GPTQ — Local AI Glossary | CraftRigs

GPTQ (Generative Pre-trained Transformer Quantization) is a post-training quantization algorithm that shrinks large language model weights down to 4-bit (or 3-bit) precision, letting much bigger models fit inside a single consumer GPU's VRAM. It was one of the first quantization formats to make 13B–70B models genuinely usable on a single 24GB card.

How GPTQ Works

GPTQ quantizes weights one layer at a time using a small calibration dataset, solving for the rounding choices that minimize output error against the original FP16 model. The result is a GPU-native format optimized for tensor-core math, not CPU offload. Unlike GGUF, which targets llama.cpp and CPU/GPU split inference, GPTQ assumes you have enough VRAM to load the whole model on the GPU.

Where It Fits in the Quantization Landscape

GPTQ is one of four major formats builders pick between: GGUF, GPTQ, AWQ, and EXL2. vLLM supports GPTQ alongside AWQ and HuggingFace-native quantization, making it a common choice for production-style serving on CUDA or ROCm stacks. AWQ generally produces slightly better quality at the same bit-width, and EXL2 is faster on ExLlamaV2, so GPTQ has lost some ground — but its ecosystem support is broad and stable. LM Studio and Ollama lean GGUF-first, so GPTQ is more of a vLLM/text-generation-webui format in practice.

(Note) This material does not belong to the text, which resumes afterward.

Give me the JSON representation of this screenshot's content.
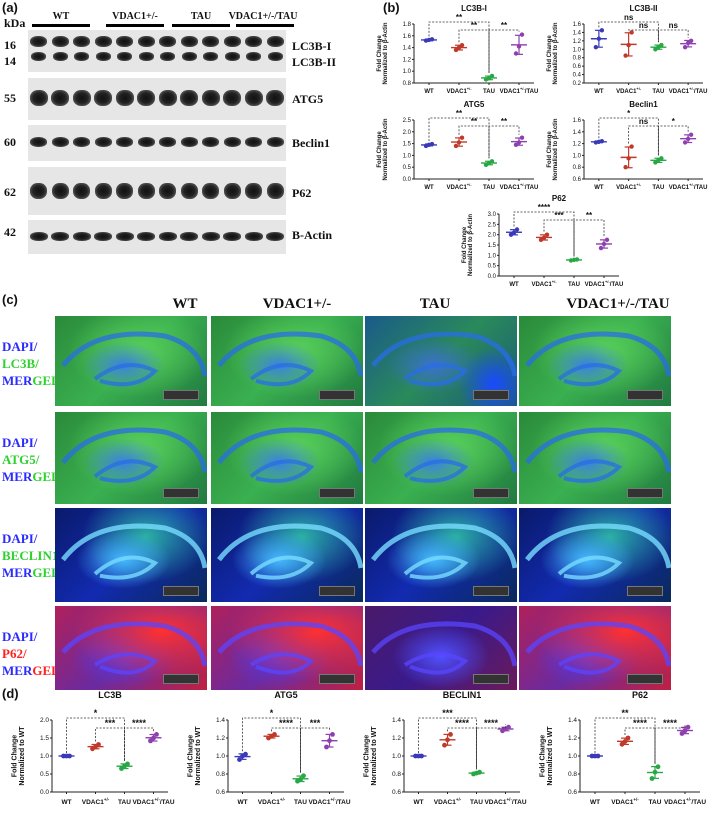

Why It Matters for Local AI

If you're running vLLM on a 16–24GB GPU and want maximum throughput without offloading to system RAM, GPTQ is one of the formats that makes a 13B or 34B model viable on a single card. It's less flexible than GGUF for mixed CPU/GPU rigs, but on a pure-GPU build — exactly the kind of rig CraftRigs readers are sizing — it delivers fast inference and predictable VRAM use. Pick GPTQ when your runtime is vLLM or ExLlama and the whole model fits in VRAM; pick GGUF when it doesn't.